The Caton Oak (also known as the Druid's Oak) was an ancient oak tree that stood in Caton, Lancashire, reputedly dating from the time of the druids. The oak tree stood atop a set of steps known as the "Fish Stones" that were used by medieval monks to display salmon for sale. The tree declined during the 20th century and was reinforced with a metal support; an acorn from the tree was planted in 2007 to grow a replacement. The original Caton Oak fell on 20 June 2016.

== History ==
The Caton is reputed to have been the focus of the village since the era of the druids, for whom the oak was a sacred tree which often formed the centre of religious rites. For this reason the tree is also known as the Druid's Oak. There was activity in the village during Roman times, as evidenced by a millstone found nearby.

The Caton Oak is rooted in the River Lune and the trunk protrudes above a set of old sandstone steps known as the "Fish Stones". In medieval times monks from Cockersand Abbey used the steps to display for sale salmon that had been caught in the river. The tree can be seen to be in good health in a photograph of 1905. By the 1940s the tree was the site for a portable blacksmith's forge where a smith from nearby Hornby regularly set up to shoe horses for Caton's agricultural community.

The tree became a local landmark and a symbol of the village, featuring in the logos of the village school and its sports club. A sign affixed to railings around the tree states that it has been listed as a historic site by the Department of National Heritage. A Caton-with-Littledale parish councillor said in 1996 that "the tree is the most important landmark in Caton and we should try to preserve it as long as there is any life in it at all". The village of Caton lies within the Forest of Bowland area of outstanding natural beauty.

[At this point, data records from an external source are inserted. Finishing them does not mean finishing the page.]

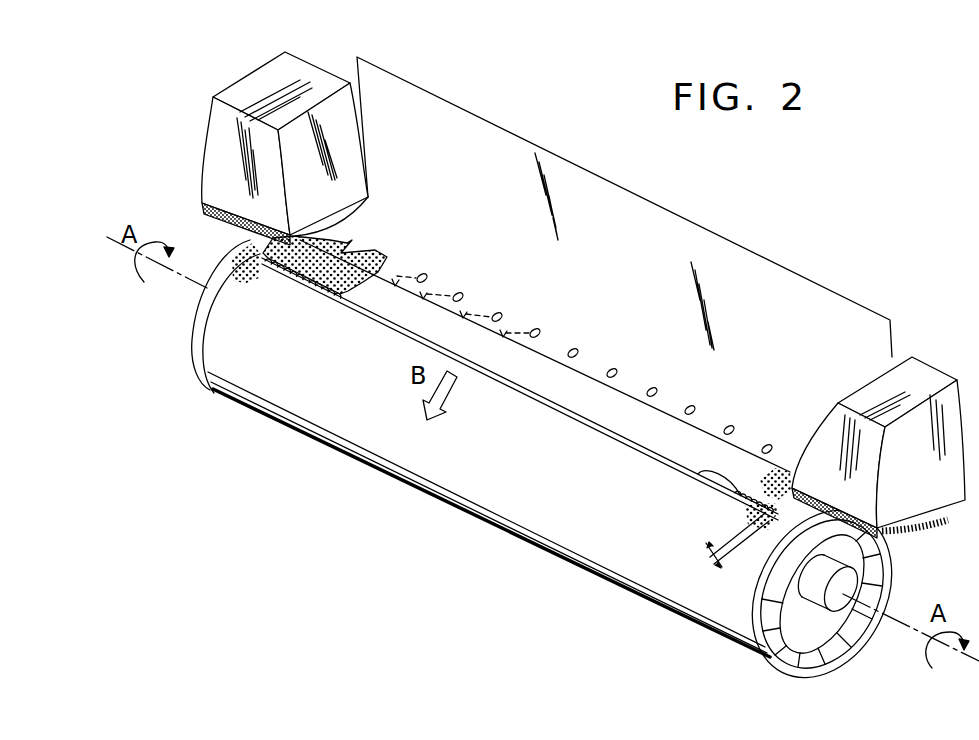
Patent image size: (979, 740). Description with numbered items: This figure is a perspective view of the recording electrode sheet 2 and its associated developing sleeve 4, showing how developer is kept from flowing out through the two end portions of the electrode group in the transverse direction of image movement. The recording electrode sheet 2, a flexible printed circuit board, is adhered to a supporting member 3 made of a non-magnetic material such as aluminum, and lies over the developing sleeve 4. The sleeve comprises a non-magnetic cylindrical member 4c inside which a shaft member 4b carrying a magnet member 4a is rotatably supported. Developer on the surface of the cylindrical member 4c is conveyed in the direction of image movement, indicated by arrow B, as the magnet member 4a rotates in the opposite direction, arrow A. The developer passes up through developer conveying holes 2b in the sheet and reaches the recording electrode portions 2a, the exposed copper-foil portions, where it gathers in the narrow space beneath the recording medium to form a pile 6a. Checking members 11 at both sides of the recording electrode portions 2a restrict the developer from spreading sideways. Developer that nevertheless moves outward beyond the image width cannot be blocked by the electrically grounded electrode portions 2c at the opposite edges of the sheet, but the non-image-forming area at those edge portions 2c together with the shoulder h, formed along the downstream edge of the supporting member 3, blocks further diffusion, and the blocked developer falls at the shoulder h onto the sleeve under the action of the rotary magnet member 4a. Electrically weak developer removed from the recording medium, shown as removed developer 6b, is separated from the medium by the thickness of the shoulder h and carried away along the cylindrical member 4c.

The recording electrode sheet 2 is at (633, 203).
The recording electrode portions 2a is at (700, 476).
The developer conveying holes 2b is at (461, 296).
The electrically grounded electrode portions 2c is at (261, 263).
The supporting member 3 is at (627, 443).
The developing sleeve 4 is at (500, 528).
The magnet member 4a is at (793, 670).
The shaft member 4b is at (822, 622).
The cylindrical member 4c is at (842, 595).
The pile of developer 6a is at (297, 237).
The removed developer 6b is at (234, 270).
The checking members 11 is at (218, 117).
The shoulder h is at (717, 568).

== Death and replacement ==
The tree declined during the later 20th century and was said to have become dangerous by 1996. Specialists were consulted who recommended that the tree be felled but it was saved by the villagers and the parish council who erected metal props to the branch in question. The improvements were carried out in 1998 under the Parish and Community Environment Scheme funded by Lancashire County Council, Caton-with-Littledale Parish Council, Rural Action and public contributions.

By 2007 the trunk, which measured 4 m in circumference, was hollow through decay. On 27 April 2007 an acorn from the tree was planted within the hollow by the High Sheriff of Lancashire (Ruthe Winterbottom) so that a replacement tree could grow. The new tree would have killed the old tree as it grows within it. The original Caton oak fell on 20 June 2016.